I have a large data set, statistic, with statistic.shape = (1E10,) that I want to effectively bin (sum) into an array of zeros, out = np.zeros(1E10). Each entry in statistic has a corresponding index, idx, which tells me in which out bin it belongs. The indices are not unique so I cannot use out += statistic[idx] since this will only count the first time a particular index is encountered. Therefore I'm using np.add.at(out, idx, statistic). My problem is that for very large arrays, np.add.at() returns the wrong answer.

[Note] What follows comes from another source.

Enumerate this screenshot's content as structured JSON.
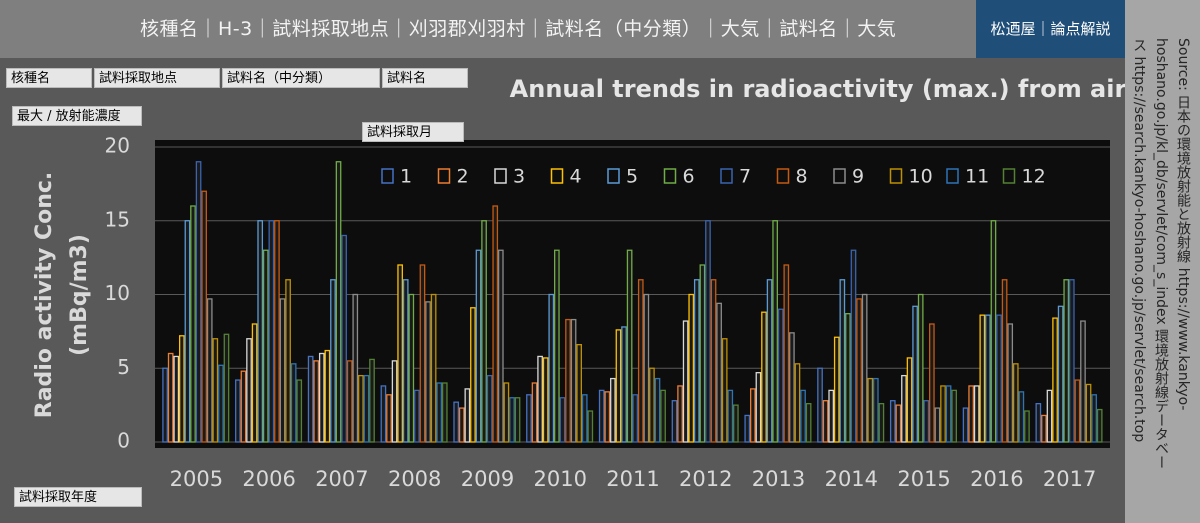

Below is an example script that shows this behaviour. The function check_add() should return 1.
import numpy as np
def check_add(N):
N = int(N)
out = np.zeros(N)
np.add.at(out, np.arange(N), np.ones(N))
return np.sum(out)/N
n_arr = [1E3, 1E5, 1E8, 1E10]
for n in n_arr:
print('N = {} (log(N) = {}); output ratio is {}'.format(n, np.log10(n), check_add(n)))
This example returns for me:
N = 1000.0 (log(N) = 3.0); output ratio is 1.0
N = 100000.0 (log(N) = 5.0); output ratio is 1.0
N = 100000000.0 (log(N) = 8.0); output ratio is 1.0
N = 10000000000.0 (log(N) = 10.0); output ratio is 0.1410065408
Can someone explain to me why the function fails for N=1E10?